Pharaoh
- Reign: possibly a year between 393 and 380 BCE
- Predecessor: uncertain
- Successor: uncertain
- Royal titulary
- Dynasty: 29th Dynasty

= Muthis =

Possible Egyptian Twenty-ninth Dynasty pharaoh

Muthis may have been an ephemeral ancient Egyptian pharaoh of the Twenty-ninth Dynasty.

==Biography==
He is sometime reported as a son of Nepherites I who ruled for a brief time before being deposed by an usurper, Psammuthes. However, this statement is based on an interpretation of a passage in the Demotic Chronicle:
His son (i.e. of Nepherites I) was allowed to succeed him. (But) a short time was vouchsafed to him... Nevertheless, the Demotic Chronicle never mentions the name of Muthis and, as pointed out by the Egyptologist John D. Ray, "his son" could be a reference to Hakor instead.

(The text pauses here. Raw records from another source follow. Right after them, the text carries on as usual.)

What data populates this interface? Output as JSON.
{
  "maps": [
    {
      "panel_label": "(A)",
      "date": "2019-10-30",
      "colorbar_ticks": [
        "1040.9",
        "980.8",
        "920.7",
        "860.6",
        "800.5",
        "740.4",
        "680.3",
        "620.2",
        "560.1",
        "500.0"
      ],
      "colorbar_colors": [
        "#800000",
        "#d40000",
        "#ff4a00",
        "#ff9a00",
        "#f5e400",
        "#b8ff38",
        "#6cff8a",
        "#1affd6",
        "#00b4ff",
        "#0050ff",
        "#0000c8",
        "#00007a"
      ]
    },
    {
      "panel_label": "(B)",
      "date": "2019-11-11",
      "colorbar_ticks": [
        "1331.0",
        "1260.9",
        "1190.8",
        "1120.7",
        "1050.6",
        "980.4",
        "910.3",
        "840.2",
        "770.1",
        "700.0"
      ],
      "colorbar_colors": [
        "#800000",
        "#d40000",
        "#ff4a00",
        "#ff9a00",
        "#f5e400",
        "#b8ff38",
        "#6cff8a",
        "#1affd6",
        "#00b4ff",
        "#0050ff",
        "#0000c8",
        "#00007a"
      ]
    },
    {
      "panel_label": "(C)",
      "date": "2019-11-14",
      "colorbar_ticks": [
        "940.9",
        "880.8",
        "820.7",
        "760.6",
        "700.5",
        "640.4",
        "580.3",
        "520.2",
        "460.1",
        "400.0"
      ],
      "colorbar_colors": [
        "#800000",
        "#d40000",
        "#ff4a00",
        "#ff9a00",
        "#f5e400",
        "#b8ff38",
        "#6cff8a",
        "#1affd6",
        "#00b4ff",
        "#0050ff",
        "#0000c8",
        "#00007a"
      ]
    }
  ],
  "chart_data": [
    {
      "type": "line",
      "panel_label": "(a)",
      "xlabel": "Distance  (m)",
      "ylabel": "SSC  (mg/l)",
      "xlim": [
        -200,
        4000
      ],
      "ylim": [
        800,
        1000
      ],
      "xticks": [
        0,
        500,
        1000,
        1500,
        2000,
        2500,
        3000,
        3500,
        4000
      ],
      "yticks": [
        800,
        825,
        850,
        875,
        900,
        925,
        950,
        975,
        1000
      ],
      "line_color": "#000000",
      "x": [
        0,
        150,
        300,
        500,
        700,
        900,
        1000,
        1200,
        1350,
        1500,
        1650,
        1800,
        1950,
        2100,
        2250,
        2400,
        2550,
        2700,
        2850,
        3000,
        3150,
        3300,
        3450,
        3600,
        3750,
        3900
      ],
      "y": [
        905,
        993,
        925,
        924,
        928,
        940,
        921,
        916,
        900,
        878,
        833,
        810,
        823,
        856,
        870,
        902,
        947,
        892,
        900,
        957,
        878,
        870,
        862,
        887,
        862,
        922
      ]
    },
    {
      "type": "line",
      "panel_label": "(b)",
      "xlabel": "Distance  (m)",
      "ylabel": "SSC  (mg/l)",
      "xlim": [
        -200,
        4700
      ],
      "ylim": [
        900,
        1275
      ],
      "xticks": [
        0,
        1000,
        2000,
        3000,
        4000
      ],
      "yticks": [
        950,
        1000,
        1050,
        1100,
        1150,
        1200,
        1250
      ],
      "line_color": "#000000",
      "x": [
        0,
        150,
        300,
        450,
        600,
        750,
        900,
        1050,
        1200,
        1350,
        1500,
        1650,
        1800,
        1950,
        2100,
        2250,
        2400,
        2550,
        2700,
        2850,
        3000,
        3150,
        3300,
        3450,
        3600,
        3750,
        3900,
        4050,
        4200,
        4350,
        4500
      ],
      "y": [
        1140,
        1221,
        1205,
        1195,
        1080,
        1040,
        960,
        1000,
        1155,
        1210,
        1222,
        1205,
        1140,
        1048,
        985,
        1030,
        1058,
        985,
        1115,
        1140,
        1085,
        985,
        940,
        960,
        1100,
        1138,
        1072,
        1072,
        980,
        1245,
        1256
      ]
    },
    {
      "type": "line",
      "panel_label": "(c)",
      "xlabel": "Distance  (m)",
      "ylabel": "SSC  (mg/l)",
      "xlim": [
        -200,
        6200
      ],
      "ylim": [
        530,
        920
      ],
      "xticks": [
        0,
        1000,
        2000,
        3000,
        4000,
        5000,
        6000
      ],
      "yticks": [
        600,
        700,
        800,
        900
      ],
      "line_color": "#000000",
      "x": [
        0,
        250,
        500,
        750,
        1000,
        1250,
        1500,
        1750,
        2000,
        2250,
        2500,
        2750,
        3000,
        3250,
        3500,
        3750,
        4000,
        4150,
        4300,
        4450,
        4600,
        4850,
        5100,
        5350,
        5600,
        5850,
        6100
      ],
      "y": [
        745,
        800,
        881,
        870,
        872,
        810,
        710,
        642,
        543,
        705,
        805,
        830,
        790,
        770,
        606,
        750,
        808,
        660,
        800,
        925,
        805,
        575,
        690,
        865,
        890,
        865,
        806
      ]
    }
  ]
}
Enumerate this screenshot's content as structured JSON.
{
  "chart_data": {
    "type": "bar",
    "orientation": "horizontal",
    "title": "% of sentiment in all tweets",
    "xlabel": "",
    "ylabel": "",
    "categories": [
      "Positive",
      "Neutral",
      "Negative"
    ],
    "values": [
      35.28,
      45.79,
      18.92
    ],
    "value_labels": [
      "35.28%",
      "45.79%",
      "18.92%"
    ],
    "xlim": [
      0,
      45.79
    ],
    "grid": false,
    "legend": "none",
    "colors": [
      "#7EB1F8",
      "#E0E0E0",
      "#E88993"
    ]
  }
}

It is also possible that Muthis was a very shadowly usurper, maybe related to the other usurper Psammuthes. Another option is that "Muthis" was simply a copying error, and therefore never existed; the latter hypothesis is supported by the fact that the name is clearly hellenized but there are no clues of what could have originally meant "Muthis" in Egyptian.

==Attestations==
His name does not appear on any monument, and he is only mentioned by Eusebius's Epithome of Manetho. Eusebius gave him a single year of reign and placed him at the very end of the dynasty, after Nepherites II; however, the Armenian version of Eusebius placed him between Psammuthes and Nepherites II.

==Bibliography==
Ray, J.D., 1986: "Psammuthis and Hakoris", The Journal of Egyptian Archaeology, 72: 149–158.